Ruth Carlyle is an adult student, studying singing with David Barton. She reflects here on her experience of making recordings of her singing as part of her learning. You can hear some of her recordings on SoundCloud.
Musical performance is often hard to assess when you are the performer. For singers, the sound that you hear is not the same as the sound that an audience hears. For instrumentalists, the shape of a phrase, the relative dynamic or the length of a note may only be apparent by listening to a recording. In this blog post, I share personal reflections on the potential purposes of recording as a part of learning, the practical issues, and the choice over whether to share recordings that you have made.
Purpose of recording
Knowing why you are making a recording is important, as it impacts upon choices you make about the technical process and also the issues that you need to take into account, notably copyright.
From my personal experience, there tend to be three principal purposes for making a recording:
- Improve: to listen to a performance, or a series of performances, to reflect on technique. This may just be a recording of a few bars, or a full work, to check a specific detail, such as tone, line of sound or dynamics. For singers this can be particularly helpful to check the clarity of vowels and consonants.
- Rehearse: to provide a sense of performance when rehearsing a work. Switching on a recording device mimics the start of a performance with an audience, which can be helpful when rehearsing for a concert or for an examination. When learning works by heart, it is a good tool for checking how well you know the piece and where to focus prior to a performance.
- Share: to produce a recording that can be shared. This may be a private sharing, such as with a music teacher, or a public sharing.
Practicalities and sensitivities
Digital devices make recording performances increasingly easy, but there are still practicalities and sensitivities to consider. On the sensitivities, if you are performing with someone else you need to have their permission to record and to be aware that they will have performance rights over the choice as to whether the recording can be shared. If you wish to make a recording in a music lesson, this needs to be agreed with the music teacher, as it takes time and may distract from other activities in the lesson.
Some of the practicalities are personal. I know that I feel nervous when making recordings, particularly if they are recordings that I might share. There is also a fair chance that you may hate the first recordings that you make. This is particularly the case for singers, as the sound inside a singer’s head is different from the sound that it picked up by the microphone. It is important to allow for your own responses to recordings, and not to assume that your first live recording will be as polished as commercial studio productions.
From a technical perspective, a wide range of recording Apps are available (many free) for smart phones and tablets. You can use microphones embedded within digital devices, or a stand-alone stereo microphone for a slightly better sound quality.
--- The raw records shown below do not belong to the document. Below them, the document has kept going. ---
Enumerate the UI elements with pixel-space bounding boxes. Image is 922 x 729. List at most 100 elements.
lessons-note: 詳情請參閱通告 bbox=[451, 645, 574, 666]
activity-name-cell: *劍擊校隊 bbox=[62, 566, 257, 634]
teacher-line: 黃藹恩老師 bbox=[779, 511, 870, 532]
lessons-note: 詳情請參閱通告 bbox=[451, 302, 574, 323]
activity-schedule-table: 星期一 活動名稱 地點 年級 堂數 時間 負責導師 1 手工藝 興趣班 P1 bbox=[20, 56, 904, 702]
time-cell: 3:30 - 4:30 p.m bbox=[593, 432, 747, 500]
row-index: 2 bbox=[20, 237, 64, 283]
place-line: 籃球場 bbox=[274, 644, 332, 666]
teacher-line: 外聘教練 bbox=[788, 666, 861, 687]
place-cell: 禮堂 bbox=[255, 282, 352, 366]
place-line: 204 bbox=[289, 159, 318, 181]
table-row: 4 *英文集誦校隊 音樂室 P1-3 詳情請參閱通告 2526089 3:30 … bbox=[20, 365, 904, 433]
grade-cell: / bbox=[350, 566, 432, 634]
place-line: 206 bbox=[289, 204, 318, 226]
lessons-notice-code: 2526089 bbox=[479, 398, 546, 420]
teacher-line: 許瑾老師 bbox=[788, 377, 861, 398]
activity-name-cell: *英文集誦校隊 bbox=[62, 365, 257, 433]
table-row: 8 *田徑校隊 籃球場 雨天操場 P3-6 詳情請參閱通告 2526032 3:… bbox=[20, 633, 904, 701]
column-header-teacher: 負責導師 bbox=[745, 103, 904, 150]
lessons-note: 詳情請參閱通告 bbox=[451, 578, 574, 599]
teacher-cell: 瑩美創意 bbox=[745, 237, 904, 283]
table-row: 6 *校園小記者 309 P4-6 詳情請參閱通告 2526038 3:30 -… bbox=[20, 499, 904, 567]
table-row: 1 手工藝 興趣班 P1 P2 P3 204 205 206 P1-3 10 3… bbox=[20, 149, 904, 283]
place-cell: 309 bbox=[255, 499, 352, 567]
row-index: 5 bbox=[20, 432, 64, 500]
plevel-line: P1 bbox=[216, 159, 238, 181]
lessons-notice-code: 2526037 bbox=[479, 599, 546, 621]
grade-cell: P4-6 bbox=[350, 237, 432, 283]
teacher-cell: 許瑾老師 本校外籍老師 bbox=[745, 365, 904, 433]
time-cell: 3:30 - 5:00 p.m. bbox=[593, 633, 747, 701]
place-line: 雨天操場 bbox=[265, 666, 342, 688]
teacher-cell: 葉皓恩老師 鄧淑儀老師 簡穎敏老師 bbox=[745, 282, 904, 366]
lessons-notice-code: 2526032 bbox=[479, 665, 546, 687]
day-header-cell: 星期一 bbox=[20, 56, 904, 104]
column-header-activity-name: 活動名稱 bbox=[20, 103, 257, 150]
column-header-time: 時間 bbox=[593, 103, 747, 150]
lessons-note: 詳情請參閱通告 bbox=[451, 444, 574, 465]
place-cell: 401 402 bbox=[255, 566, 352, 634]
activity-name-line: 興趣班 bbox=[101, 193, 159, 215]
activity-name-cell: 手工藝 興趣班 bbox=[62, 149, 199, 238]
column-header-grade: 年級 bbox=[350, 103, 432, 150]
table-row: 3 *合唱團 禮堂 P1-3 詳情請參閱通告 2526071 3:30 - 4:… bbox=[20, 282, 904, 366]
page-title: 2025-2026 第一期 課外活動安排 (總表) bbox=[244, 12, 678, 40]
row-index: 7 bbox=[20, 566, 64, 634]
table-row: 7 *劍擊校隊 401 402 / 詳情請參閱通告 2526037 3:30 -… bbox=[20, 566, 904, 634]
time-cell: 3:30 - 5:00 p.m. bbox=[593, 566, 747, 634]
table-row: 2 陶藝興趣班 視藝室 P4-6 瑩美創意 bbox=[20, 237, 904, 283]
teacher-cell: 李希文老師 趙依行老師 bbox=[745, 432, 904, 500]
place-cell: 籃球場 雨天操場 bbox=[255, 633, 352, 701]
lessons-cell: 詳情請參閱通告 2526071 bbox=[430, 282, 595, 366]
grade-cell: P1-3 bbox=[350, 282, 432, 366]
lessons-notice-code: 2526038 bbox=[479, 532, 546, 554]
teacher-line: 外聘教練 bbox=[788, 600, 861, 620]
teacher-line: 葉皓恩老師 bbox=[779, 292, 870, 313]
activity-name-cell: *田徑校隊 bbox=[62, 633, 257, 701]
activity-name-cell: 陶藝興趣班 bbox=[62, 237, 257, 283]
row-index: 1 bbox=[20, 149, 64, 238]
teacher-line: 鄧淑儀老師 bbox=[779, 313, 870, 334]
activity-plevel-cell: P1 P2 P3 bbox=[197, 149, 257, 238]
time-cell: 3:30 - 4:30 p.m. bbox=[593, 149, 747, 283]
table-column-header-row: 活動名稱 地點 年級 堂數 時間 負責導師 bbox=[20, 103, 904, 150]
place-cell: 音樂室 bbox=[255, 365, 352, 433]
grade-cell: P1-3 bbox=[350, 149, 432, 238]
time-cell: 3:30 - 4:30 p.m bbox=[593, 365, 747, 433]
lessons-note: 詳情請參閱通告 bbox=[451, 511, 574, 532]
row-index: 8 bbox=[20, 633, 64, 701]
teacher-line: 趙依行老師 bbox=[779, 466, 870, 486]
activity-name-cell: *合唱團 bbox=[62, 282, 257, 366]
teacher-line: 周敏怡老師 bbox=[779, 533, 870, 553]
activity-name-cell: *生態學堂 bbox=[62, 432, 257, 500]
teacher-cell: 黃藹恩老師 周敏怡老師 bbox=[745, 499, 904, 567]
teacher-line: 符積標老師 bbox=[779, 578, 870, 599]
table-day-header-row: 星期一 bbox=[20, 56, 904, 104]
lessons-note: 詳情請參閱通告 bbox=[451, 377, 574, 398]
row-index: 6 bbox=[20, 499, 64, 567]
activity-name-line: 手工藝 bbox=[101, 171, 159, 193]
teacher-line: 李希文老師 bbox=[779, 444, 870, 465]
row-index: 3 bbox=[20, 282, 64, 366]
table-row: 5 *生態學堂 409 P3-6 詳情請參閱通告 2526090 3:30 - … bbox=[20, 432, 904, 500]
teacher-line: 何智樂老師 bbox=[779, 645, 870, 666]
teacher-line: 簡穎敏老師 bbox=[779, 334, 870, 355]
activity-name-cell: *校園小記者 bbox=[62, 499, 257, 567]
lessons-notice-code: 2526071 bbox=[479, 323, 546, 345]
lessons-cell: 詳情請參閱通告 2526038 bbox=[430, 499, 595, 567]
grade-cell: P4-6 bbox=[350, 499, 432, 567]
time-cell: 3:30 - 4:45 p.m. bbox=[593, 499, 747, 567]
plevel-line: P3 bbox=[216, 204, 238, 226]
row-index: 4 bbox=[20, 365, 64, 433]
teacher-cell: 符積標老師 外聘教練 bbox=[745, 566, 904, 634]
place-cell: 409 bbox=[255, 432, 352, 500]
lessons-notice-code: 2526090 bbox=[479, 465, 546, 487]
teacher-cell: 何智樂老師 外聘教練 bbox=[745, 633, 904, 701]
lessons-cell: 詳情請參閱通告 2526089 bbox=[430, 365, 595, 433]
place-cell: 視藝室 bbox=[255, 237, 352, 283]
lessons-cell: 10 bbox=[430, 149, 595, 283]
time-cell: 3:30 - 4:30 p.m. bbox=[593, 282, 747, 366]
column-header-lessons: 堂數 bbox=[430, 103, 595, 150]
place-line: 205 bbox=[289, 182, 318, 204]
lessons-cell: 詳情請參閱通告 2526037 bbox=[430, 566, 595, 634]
For most purposes, setting to record as an MP3 file is sufficiently good quality; if you are likely to want to share a file, consider setting your device to record as a WAV file, but be aware that the resulting file will be roughly ten times the size of an MP3 file. It is worth taking time to check that the recorder is on and taking sound; you can edit the file to remove any “sound check” or footsteps as you walk away from the microphone.
If you are recording for improvement, or for rehearsal, there is no need to share the recording. You may choose to retain some recordings to provide a record of progress over time, or to delete recordings once you have listened to them.
Files can be shared privately or publicly. If you are sharing publicly, you need to be aware of the copyright status of the piece of music. Creators of an original work (whether an author or a composer) retain copyright until 70 years after their death. Living composers are often very happy for recordings of their works to be shared by music students for non-commercial purposes, and are usually fairly easy to contact through their websites or through social media. If over 70 years have elapsed since the death of the composer (and lyricist, where appropriate), then the work is no longer subject to copyright. Where the creator of an original work has died within the last 70 years, the copyright may have passed on to a relative or a trust; this makes active permission harder to obtain.
I share recordings using SoundCloud as it provides a means for family, friends and others who may be interested to hear my performances.
These are my personal reflections on recording performances as part of my music studies. I would welcome thoughts from others.